Hendrix showed just how talented he was when he went on stage with Eric Clapton at the Regent Street Polytechnic, today the University of Westminster

On one particularly famous occasion, Eric Clapton’s supergroup, Cream, was booked to headline. Clapton at the time was known as “God” among the UK’s blues guitarists, but hearing that Chas Chandler of The Animals had a new protégé in town, he generously invited Jimi Hendrix on stage to jam.

“I remember he plugged into my bass amp,” Jack Bruce, Cream’s bassist, told a documentary crew years later. “He did a version of Killing Floor, and blew us all away. He was some sort of force of nature.” Journalist Keith Altham later recalled seeing Clapton backstage afterwards, furiously puffing on a cigarette and complaining to Chandler, “You never told me he was that fucking good!”

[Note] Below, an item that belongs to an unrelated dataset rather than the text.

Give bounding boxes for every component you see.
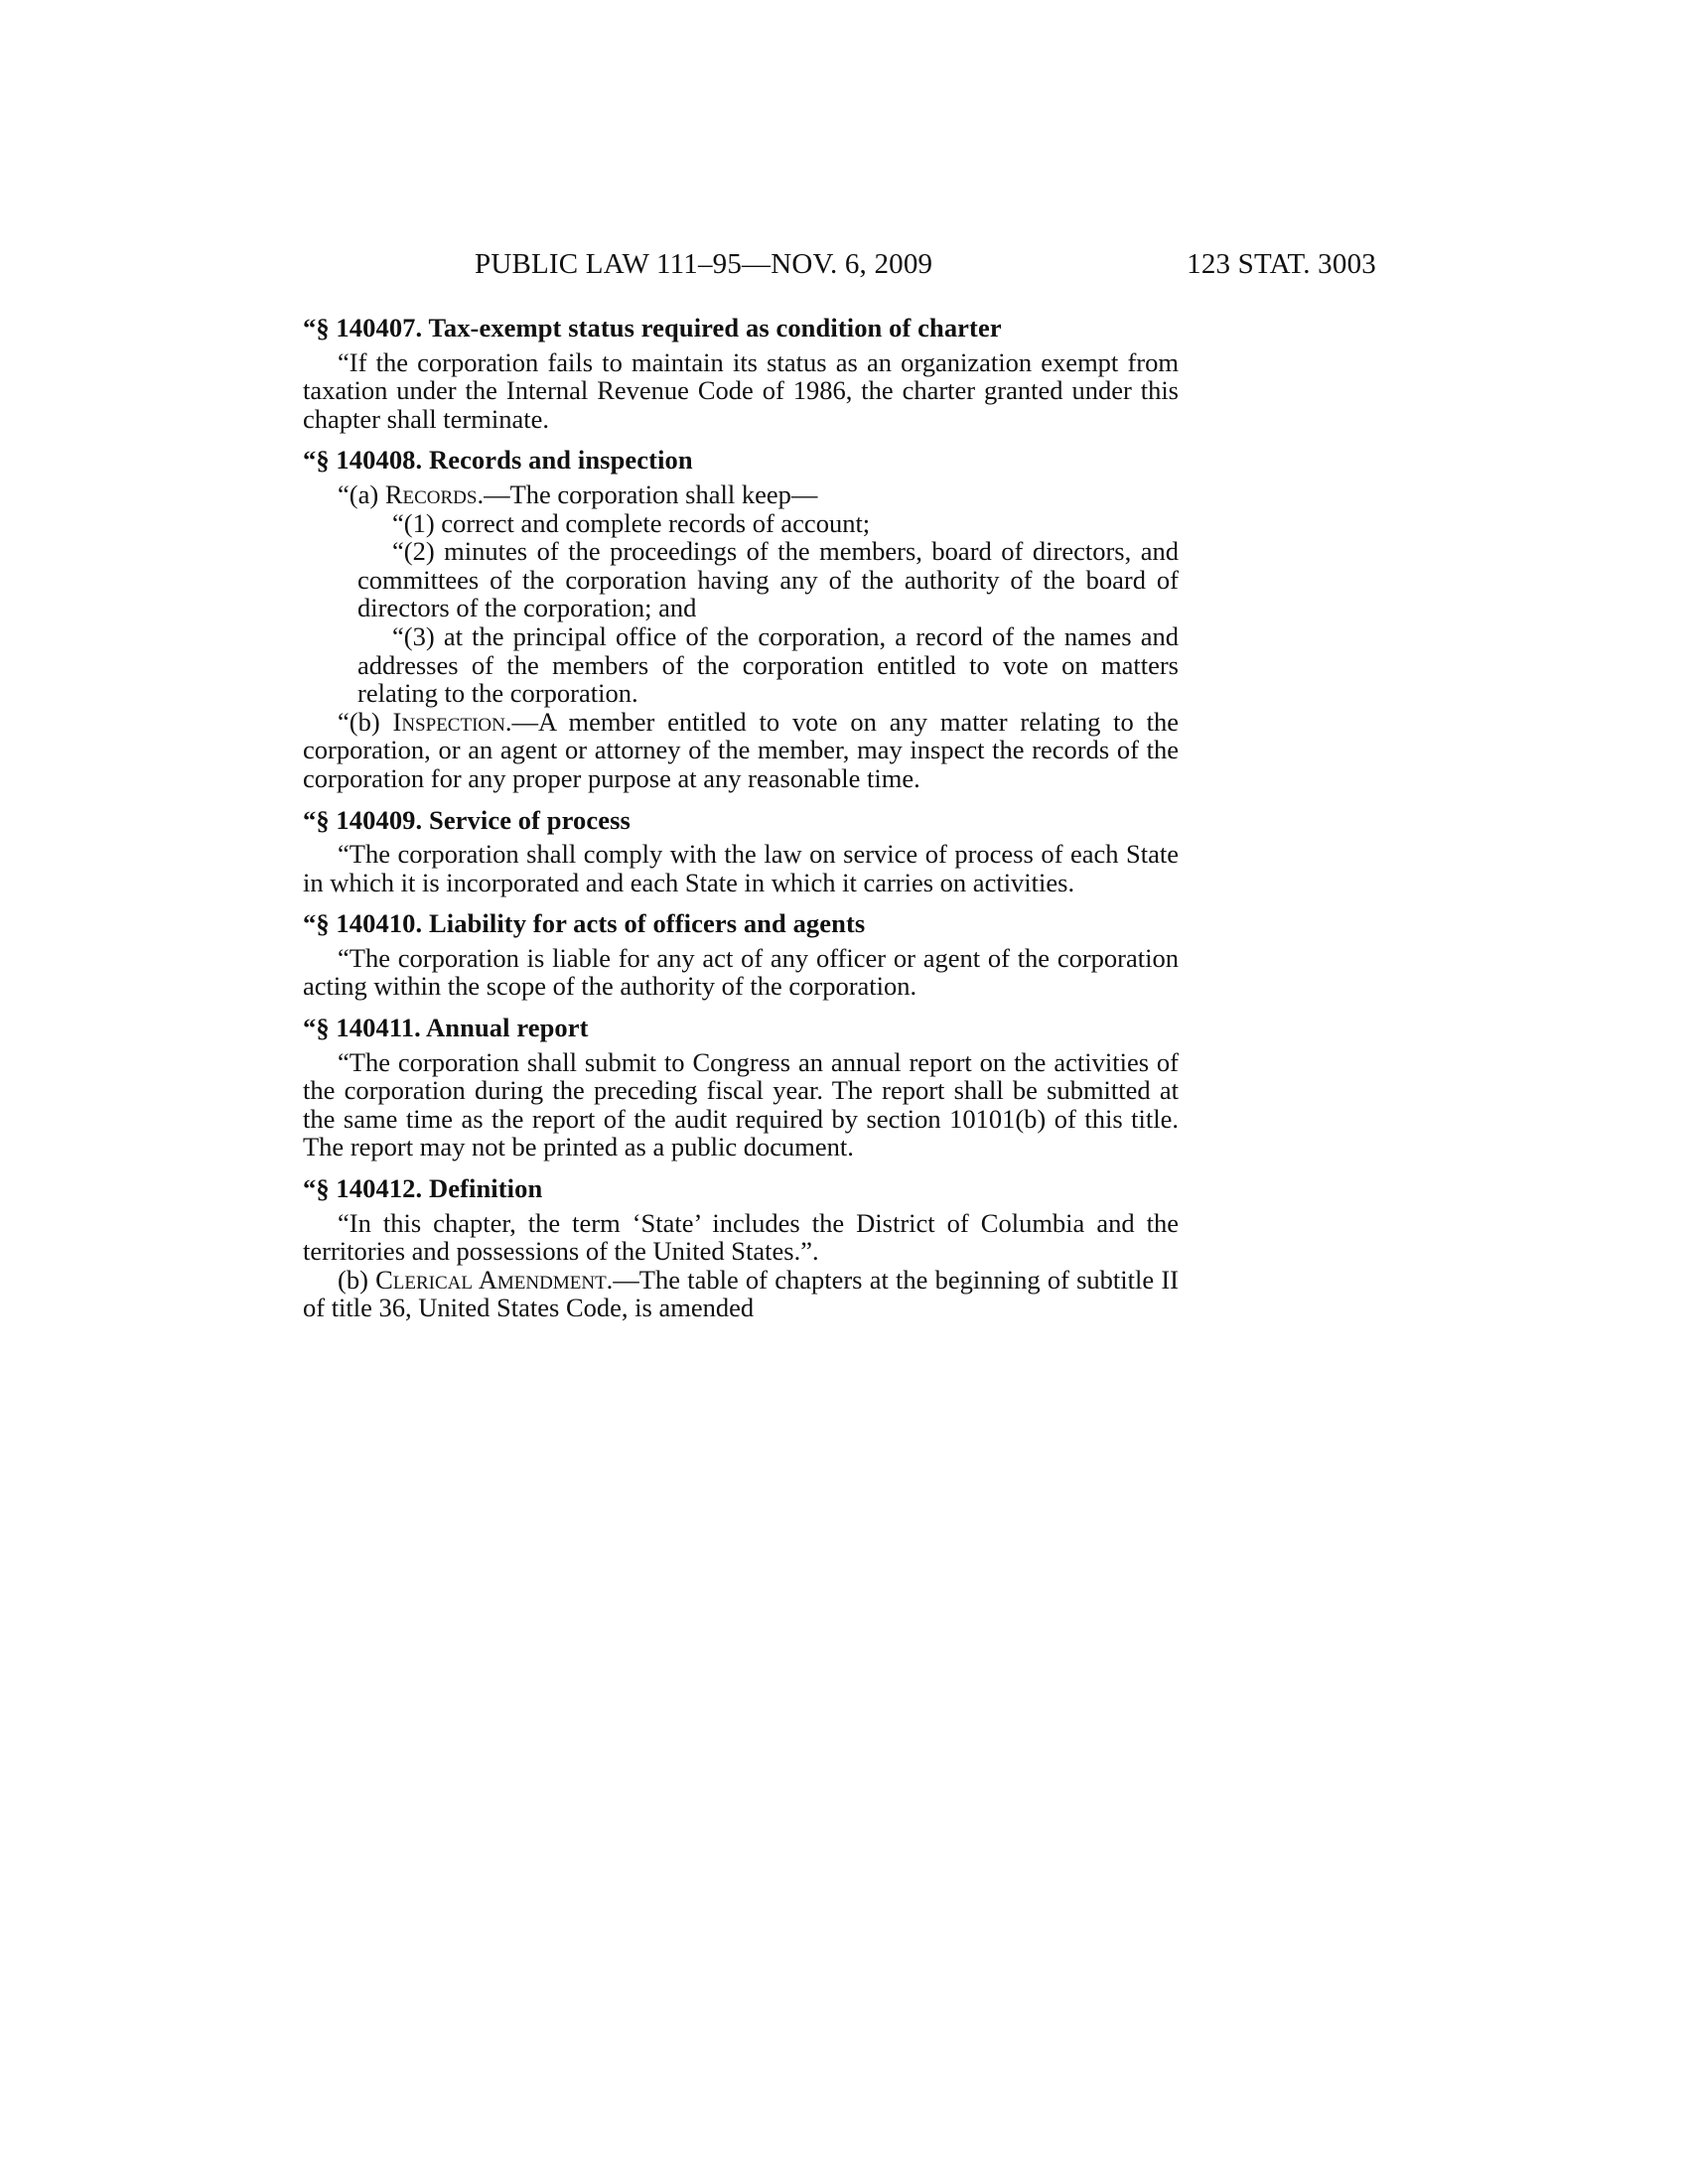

These days the venue is used for university functions, but the legacy of the era lives on in the classic gig posters on the walls of the Little Titchfield Street campus.

The site of his underground gigs: Chislehurst Caves, Bromley

Thanks to antics like his “jam” with Cream, Hendrix wasn’t an underground phenomenon for very long after he arrived in London. But on two separate occasions, he literally went back underground to play gigs in this sprawling, 35km (22mi) network of caves near Bromley in southeast London.

His shows here, in December 1966 and January 1967, were just two in a whole sequence of high-profile concerts on the subterranean stage made of actual rock. Bowie played here four times, while Pink Floyd were there the week before Hendrix. The Yardbirds – that finishing school for many of Britain’s best blues guitarists – also appeared.

Incredibly, the presence of rock’n’roll royalty is just one element of Chislehurst Caves’ fascinating history. Dug out by human hand, they were used as a bomb shelter during World War II, hosting up to 15,000 people a night. Before that, they had been used by the Romans and were supposedly first excavated by druids. Take a lamplit guided tour to get the full lowdown.

His last London residence: Hard Rock Hotel London, Great Cumberland Place, Marylebone

Known for years as the Cumberland Hotel, this luxury London property next to Marble Arch has played host to countless rock stars, from Dylan to Madonna. But it’s arguably best known as the place Jimi Hendrix was living when he died – listed on his death certificate as his “normal place of residence”.

Hendrix was in the process of setting up his Electric Lady Studios in New York but had just played a headline set at the era-defining Isle of Wight Festival and returned to London to recuperate and hang out. Visitors can now stay in the room where he lived for those last few weeks.

Hendrix’s last place of residence in London was at the Cumberland Hotel

The site of his death: 21-22 Lansdowne Road, Notting Hill

Hendrix spent his last day on earth in London, in the company of a young German figure skater and painter named Monika Dannemann. He wandered around Kensington Market, buying some clothes, made a few calls from his hotel suite at the Cumberland and then went to a party at a friend’s house.

He left sometime around 3am, having taken amphetamines, and headed back to Dannemann’s apartment in what was then the Samarkand Hotel at 21-22 Lansdowne Road. Struggling to sleep, he apparently took nearly 20 times the recommended dose of Dannemann’s Vesperax sleeping pills while she slept next to him. Sometime between 7am and 11am, he choked on his own vomit and stopped breathing.

Jimi Hendrix died of a drug overdose on 18 September 1970

Today, the house is a private residence, with little to suggest that it was ever a hotel or the place where the greatest guitarist of his – or arguably any – generation checked out for good.